When I went private, most of the people I dealt with were men – including the doctor who did my operation, and the chief medical officer of the whole hospital who needed to give a second opinion, because of my age. It was all men making decisions about my body. I had to pay out thousands of pounds to them, and it geniunely changed something when I put on a ring I got out of a magazine for 50p.
I finally got the operation when I had just turned 21. The doctor who performed the procedure said, “I would love for you to contact me in 10 years, if you’re still childfree and haven’t wanted this reversed, haven’t regretted it. Because this is a very big thing for me to and very novel to do for a woman your age…”

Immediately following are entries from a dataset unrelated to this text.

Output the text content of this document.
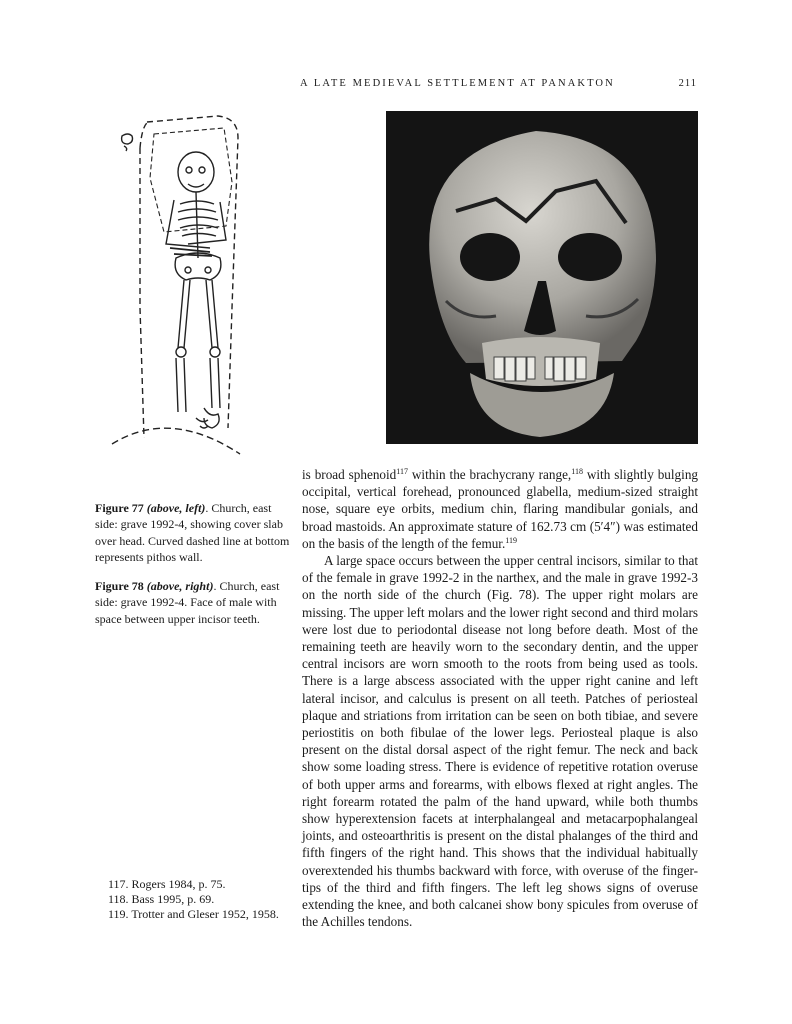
A LATE MEDIEVAL SETTLEMENT AT PANAKTON	211

Figure 77 (above, left). Church, east side: grave 1992-4, showing cover slab over head. Curved dashed line at bottom represents pithos wall.

Figure 78 (above, right). Church, east side: grave 1992-4. Face of male with space between upper incisor teeth.

is broad sphenoid$^{117}$ within the brachycrany range,$^{118}$ with slightly bulging occipital, vertical forehead, pronounced glabella, medium-sized straight nose, square eye orbits, medium chin, flaring mandibular gonials, and broad mastoids. An approximate stature of 162.73 cm (5′4″) was estimated on the basis of the length of the femur.$^{119}$

A large space occurs between the upper central incisors, similar to that of the female in grave 1992-2 in the narthex, and the male in grave 1992-3 on the north side of the church (Fig. 78). The upper right molars are missing. The upper left molars and the lower right second and third molars were lost due to periodontal disease not long before death. Most of the remaining teeth are heavily worn to the secondary dentin, and the upper central incisors are worn smooth to the roots from being used as tools. There is a large abscess associated with the upper right canine and left lateral incisor, and calculus is present on all teeth. Patches of periosteal plaque and striations from irritation can be seen on both tibiae, and severe periostitis on both fibulae of the lower legs. Periosteal plaque is also present on the distal dorsal aspect of the right femur. The neck and back show some loading stress. There is evidence of repetitive rotation overuse of both upper arms and forearms, with elbows flexed at right angles. The right forearm rotated the palm of the hand upward, while both thumbs show hyperextension facets at interphalangeal and metacarpophalangeal joints, and osteoarthritis is present on the distal phalanges of the third and fifth fingers of the right hand. This shows that the individual habitually overextended his thumbs backward with force, with overuse of the finger-tips of the third and fifth fingers. The left leg shows signs of overuse extending the knee, and both calcanei show bony spicules from overuse of the Achilles tendons.

117. Rogers 1984, p. 75.
118. Bass 1995, p. 69.
119. Trotter and Gleser 1952, 1958.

“I don’t regret anything, because there are so many ways to give love.”
I’m 33 now, and I’ve thought, maybe I should contact that doctor and be like, “I hope you’ve changed who you are as a bloody doctor in the last 10 years.” But I know I don’t owe him a “Don’t worry, you made the right decision.” Because this is a decision that I made as an adult. The accountability’s on me.
I don’t regret anything, because there are so many ways to give love. It doesn’t have to be selfishly about a kid we’re biologically related to. Isn’t that just how wars happen, and so much conflict? Because we don’t see that every kid is our kid, and this is everyone’s planet to care for, for the next generation.
As a social worker, I’ve seen so many amazing adoptive mothers, foster carers, the estate grans who have all the kids in their house because they haven’t got a decent home to go to, and feed them all at tea time. It reminds me of when I was growing up, and I’d go my friends’ mums’ houses, and they were adoptive mothers for me in different ways.
There are so many other ways to mother. I remember reading this once, and I thought it was beautiful, the idea that mothering is a verb. It doesn’t start and end with giving birth, it’s something we can all do.